A parent’s right to decide whether their child is ready for sex education should be given to schools instead, a parliamentary committee says.
Parliament’s Joint Committee on Human Rights has been examining the Children, Schools and Families Bill, which contains the Government’s radical plans on sex education.
Apart from the basic biology of reproduction, parents may currently choose which sex education lessons their child attends, if any.
The Government wants parents to lose that right when their child reaches the age of 15, but the committee says the plan doesn’t go far enough.
It says schools should be allowed to overrule parents and decide whether a child is mature enough for sex education.
The committee suggests that the Bill should be amended so that parents can be overruled if “the school is satisfied that the pupil is of sufficient maturity and understanding to make his own decision on the matter.”
The suggestion will outrage family groups who already think the Government’s sex education plans are a radical snub to parental authority.
The Government wants to centralise control of sex education in Whitehall, taking control away from school governors and making it much more difficult for parents to raise concerns.
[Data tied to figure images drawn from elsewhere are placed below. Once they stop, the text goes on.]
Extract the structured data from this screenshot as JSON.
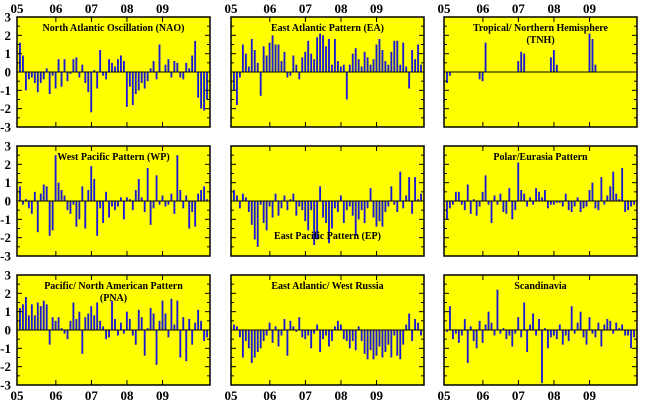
{
  "figure": {
    "background_color": "#ffffff",
    "panel_fill": "#ffff00",
    "bar_color": "#1a1ad6",
    "axis_color": "#000000",
    "year_labels": [
      "05",
      "06",
      "07",
      "08",
      "09"
    ],
    "ytick_labels": [
      "3",
      "2",
      "1",
      "0",
      "-1",
      "-2",
      "-3"
    ]
  },
  "chart_data": [
    {
      "type": "bar",
      "title_lines": [
        "North Atlantic Oscillation (NAO)"
      ],
      "title_pos": "top",
      "x": {
        "start": "2005-01",
        "frequency": "monthly",
        "tick_labels": [
          "05",
          "06",
          "07",
          "08",
          "09"
        ]
      },
      "ylim": [
        -3,
        3
      ],
      "values": [
        1.6,
        0.9,
        -1.0,
        -0.4,
        -0.3,
        -0.6,
        -1.1,
        -0.6,
        -0.4,
        0.2,
        -1.2,
        -0.2,
        -0.9,
        0.7,
        -0.8,
        0.7,
        -0.5,
        -0.1,
        0.7,
        0.8,
        -0.3,
        0.4,
        -0.6,
        -1.1,
        -2.2,
        0.1,
        -0.9,
        1.2,
        -0.2,
        -0.4,
        0.7,
        0.5,
        0.3,
        0.7,
        0.9,
        0.6,
        -1.9,
        -0.8,
        -1.8,
        -1.2,
        -1.0,
        -0.6,
        -0.9,
        -0.5,
        0.2,
        0.6,
        -0.4,
        1.5,
        0.0,
        0.4,
        0.7,
        -0.3,
        0.6,
        0.5,
        -0.3,
        -0.4,
        0.5,
        0.2,
        0.9,
        1.7,
        -1.4,
        -2.0,
        -2.1,
        -1.5
      ]
    },
    {
      "type": "bar",
      "title_lines": [
        "East Atlantic Pattern (EA)"
      ],
      "title_pos": "top",
      "x": {
        "start": "2005-01",
        "frequency": "monthly",
        "tick_labels": [
          "05",
          "06",
          "07",
          "08",
          "09"
        ]
      },
      "ylim": [
        -3,
        3
      ],
      "values": [
        -1.0,
        -1.8,
        -0.3,
        1.5,
        1.0,
        0.3,
        1.8,
        1.2,
        0.5,
        -1.3,
        1.4,
        0.9,
        1.6,
        2.0,
        1.5,
        1.5,
        0.6,
        1.1,
        -0.3,
        -0.2,
        0.9,
        0.4,
        -0.4,
        0.8,
        1.1,
        1.7,
        1.0,
        0.7,
        1.9,
        2.1,
        2.0,
        1.4,
        1.8,
        0.4,
        1.8,
        0.6,
        0.3,
        0.4,
        -1.5,
        0.4,
        1.0,
        1.3,
        0.7,
        0.3,
        1.1,
        0.8,
        0.4,
        0.7,
        1.5,
        1.8,
        1.2,
        0.6,
        0.4,
        1.1,
        1.7,
        1.7,
        0.4,
        1.6,
        0.3,
        -0.9,
        1.2,
        0.7,
        1.5,
        0.4
      ]
    },
    {
      "type": "bar",
      "title_lines": [
        "Tropical/ Northern Hemisphere",
        "(TNH)"
      ],
      "title_pos": "top",
      "x": {
        "start": "2005-01",
        "frequency": "monthly",
        "tick_labels": [
          "05",
          "06",
          "07",
          "08",
          "09"
        ]
      },
      "ylim": [
        -3,
        3
      ],
      "values": [
        -0.6,
        -0.2,
        0,
        0,
        0,
        0,
        0,
        0,
        0,
        0,
        0,
        -0.4,
        -0.5,
        1.6,
        0,
        0,
        0,
        0,
        0,
        0,
        0,
        0,
        0,
        0,
        0.6,
        1.1,
        1.0,
        0,
        0,
        0,
        0,
        0,
        0,
        0,
        0,
        0.8,
        1.2,
        0.4,
        0,
        0,
        0,
        0,
        0,
        0,
        0,
        0,
        0,
        0,
        2.1,
        1.8,
        0.4,
        0,
        0,
        0,
        0,
        0,
        0,
        0,
        0,
        0,
        0,
        0,
        0,
        0
      ]
    },
    {
      "type": "bar",
      "title_lines": [
        "West Pacific Pattern (WP)"
      ],
      "title_pos": "top",
      "x": {
        "start": "2005-01",
        "frequency": "monthly",
        "tick_labels": [
          "05",
          "06",
          "07",
          "08",
          "09"
        ]
      },
      "ylim": [
        -3,
        3
      ],
      "values": [
        0.8,
        -0.2,
        0.1,
        -0.4,
        -0.7,
        0.5,
        -1.7,
        0.4,
        0.9,
        0.8,
        -1.9,
        -1.6,
        2.5,
        1.0,
        0.6,
        0.3,
        -0.5,
        -0.7,
        -0.2,
        -1.4,
        -1.0,
        0.8,
        -1.5,
        0.6,
        1.9,
        1.2,
        -1.9,
        -0.4,
        -1.2,
        0.5,
        -0.9,
        -0.3,
        -0.5,
        -0.3,
        0.2,
        -1.0,
        0.2,
        0.1,
        -0.5,
        0.6,
        1.2,
        0.2,
        -0.6,
        1.8,
        -1.3,
        -0.4,
        1.4,
        -0.2,
        0.3,
        -0.3,
        -0.2,
        0.4,
        -0.7,
        2.5,
        0.6,
        -0.4,
        0.3,
        -1.5,
        -0.6,
        -1.4,
        0.4,
        0.6,
        0.8,
        0.1
      ]
    },
    {
      "type": "bar",
      "title_lines": [
        "East Pacific Pattern (EP)"
      ],
      "title_pos": "bottom",
      "x": {
        "start": "2005-01",
        "frequency": "monthly",
        "tick_labels": [
          "05",
          "06",
          "07",
          "08",
          "09"
        ]
      },
      "ylim": [
        -3,
        3
      ],
      "values": [
        0.6,
        0.3,
        -0.4,
        0.4,
        0.2,
        -0.6,
        -1.3,
        -2.1,
        -2.5,
        -0.2,
        -1.2,
        -1.6,
        -0.3,
        -0.9,
        0.4,
        -0.8,
        -0.4,
        0.3,
        -0.5,
        0.1,
        0.4,
        -0.8,
        -0.3,
        -0.5,
        -1.1,
        -1.6,
        -0.5,
        -2.4,
        -2.1,
        0.8,
        -0.9,
        -1.2,
        -2.3,
        -1.5,
        -0.4,
        -0.6,
        0.3,
        -1.2,
        -0.5,
        -0.3,
        -0.8,
        -1.9,
        -1.0,
        -0.5,
        -1.2,
        -0.4,
        0.7,
        -0.9,
        -1.4,
        -1.1,
        -1.4,
        -0.6,
        -0.3,
        0.8,
        -0.2,
        -0.6,
        1.6,
        -0.4,
        0.3,
        1.3,
        -0.7,
        1.3,
        0.1,
        0.4
      ]
    },
    {
      "type": "bar",
      "title_lines": [
        "Polar/Eurasia Pattern"
      ],
      "title_pos": "top",
      "x": {
        "start": "2005-01",
        "frequency": "monthly",
        "tick_labels": [
          "05",
          "06",
          "07",
          "08",
          "09"
        ]
      },
      "ylim": [
        -3,
        3
      ],
      "values": [
        -1.0,
        -0.4,
        -0.2,
        0.5,
        0.5,
        -0.2,
        -0.5,
        0.9,
        -0.7,
        0.1,
        -0.8,
        -0.3,
        0.5,
        1.4,
        -0.2,
        -1.2,
        0.3,
        -0.2,
        0.4,
        -0.6,
        -0.7,
        0.7,
        -1.0,
        -0.5,
        2.1,
        0.6,
        0.4,
        -0.3,
        0.2,
        -0.2,
        0.7,
        0.5,
        0.2,
        0.6,
        -0.4,
        -0.2,
        -0.2,
        -0.1,
        -0.1,
        -0.3,
        0.4,
        -0.5,
        -0.6,
        -0.3,
        0.2,
        -0.6,
        -0.4,
        -0.3,
        0.6,
        1.0,
        -0.4,
        -0.5,
        1.3,
        -0.2,
        0.3,
        0.8,
        1.6,
        0.4,
        0.1,
        1.8,
        -0.6,
        -0.5,
        -0.3,
        -0.2
      ]
    },
    {
      "type": "bar",
      "title_lines": [
        "Pacific/ North American Pattern",
        "(PNA)"
      ],
      "title_pos": "top",
      "x": {
        "start": "2005-01",
        "frequency": "monthly",
        "tick_labels": [
          "05",
          "06",
          "07",
          "08",
          "09"
        ]
      },
      "ylim": [
        -3,
        3
      ],
      "values": [
        1.2,
        1.4,
        1.8,
        0.8,
        1.4,
        0.8,
        1.5,
        1.3,
        1.6,
        1.4,
        -0.8,
        0.7,
        0.5,
        0.7,
        0.1,
        -0.2,
        -0.5,
        0.5,
        1.5,
        0.6,
        1.0,
        -1.3,
        0.7,
        0.9,
        1.3,
        0.8,
        1.5,
        0.5,
        0.2,
        -0.5,
        -0.4,
        1.6,
        0.6,
        -0.3,
        0.4,
        -0.2,
        1.0,
        0.6,
        -0.3,
        -0.8,
        1.1,
        0.7,
        -1.4,
        0.1,
        1.2,
        0.9,
        -1.9,
        0.5,
        1.6,
        0.9,
        -0.4,
        1.7,
        0.3,
        1.6,
        -1.5,
        0.7,
        -1.7,
        0.6,
        -0.8,
        0.4,
        1.1,
        0.5,
        -0.6,
        -0.4
      ]
    },
    {
      "type": "bar",
      "title_lines": [
        "East Atlantic/ West Russia"
      ],
      "title_pos": "top",
      "x": {
        "start": "2005-01",
        "frequency": "monthly",
        "tick_labels": [
          "05",
          "06",
          "07",
          "08",
          "09"
        ]
      },
      "ylim": [
        -3,
        3
      ],
      "values": [
        0.3,
        0.2,
        -0.4,
        -1.5,
        -0.6,
        -1.0,
        -1.8,
        -1.5,
        -1.2,
        -1.0,
        -0.6,
        -0.3,
        0.4,
        -0.7,
        0.2,
        -0.9,
        -0.3,
        0.6,
        -1.4,
        0.5,
        0.2,
        -0.1,
        0.7,
        -0.4,
        -0.5,
        -0.3,
        -1.0,
        -0.2,
        0.3,
        -1.2,
        -0.5,
        -0.3,
        -0.9,
        -0.6,
        0.2,
        0.5,
        0.3,
        -0.5,
        -0.6,
        -1.0,
        -0.6,
        -1.1,
        0.2,
        -0.6,
        -1.3,
        -1.6,
        -1.1,
        -1.6,
        -1.4,
        -0.9,
        -1.5,
        -1.2,
        -0.8,
        -1.5,
        -0.3,
        -1.4,
        -1.6,
        -0.8,
        0.3,
        0.9,
        -0.6,
        0.6,
        0.4,
        -0.3
      ]
    },
    {
      "type": "bar",
      "title_lines": [
        "Scandinavia"
      ],
      "title_pos": "top",
      "x": {
        "start": "2005-01",
        "frequency": "monthly",
        "tick_labels": [
          "05",
          "06",
          "07",
          "08",
          "09"
        ]
      },
      "ylim": [
        -3,
        3
      ],
      "values": [
        -0.1,
        1.3,
        -0.5,
        -0.2,
        -0.7,
        -0.3,
        0.6,
        -1.8,
        0.2,
        -0.6,
        -1.0,
        0.5,
        -0.7,
        0.3,
        1.0,
        0.4,
        -0.3,
        2.2,
        -0.2,
        0.1,
        -0.5,
        -0.3,
        -0.9,
        -0.2,
        0.7,
        -0.4,
        1.5,
        -1.2,
        0.3,
        0.9,
        -0.3,
        0.6,
        -2.9,
        0.1,
        -1.0,
        -0.4,
        -0.3,
        -0.5,
        0.3,
        -0.8,
        -0.3,
        -0.6,
        1.3,
        -0.2,
        0.4,
        1.0,
        -0.4,
        -0.8,
        0.7,
        -0.2,
        -0.4,
        0.4,
        -0.9,
        0.3,
        0.6,
        0.5,
        -0.2,
        0.4,
        0.1,
        0.3,
        -0.3,
        -0.3,
        -1.0,
        -0.4
      ]
    }
  ]
}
It also wants to make sex education mandatory in all state schools, including primary schools, and wants the curriculum to be decided by officials in London.
Under the plans, children will be taught that cohabitation and homosexual civil partnerships should be valued on a par with marriage.
When the Government held a public consultation on its plans, 68 per cent of respondents said they were opposed to making sex education part of the national curriculum. But the Government pressed ahead.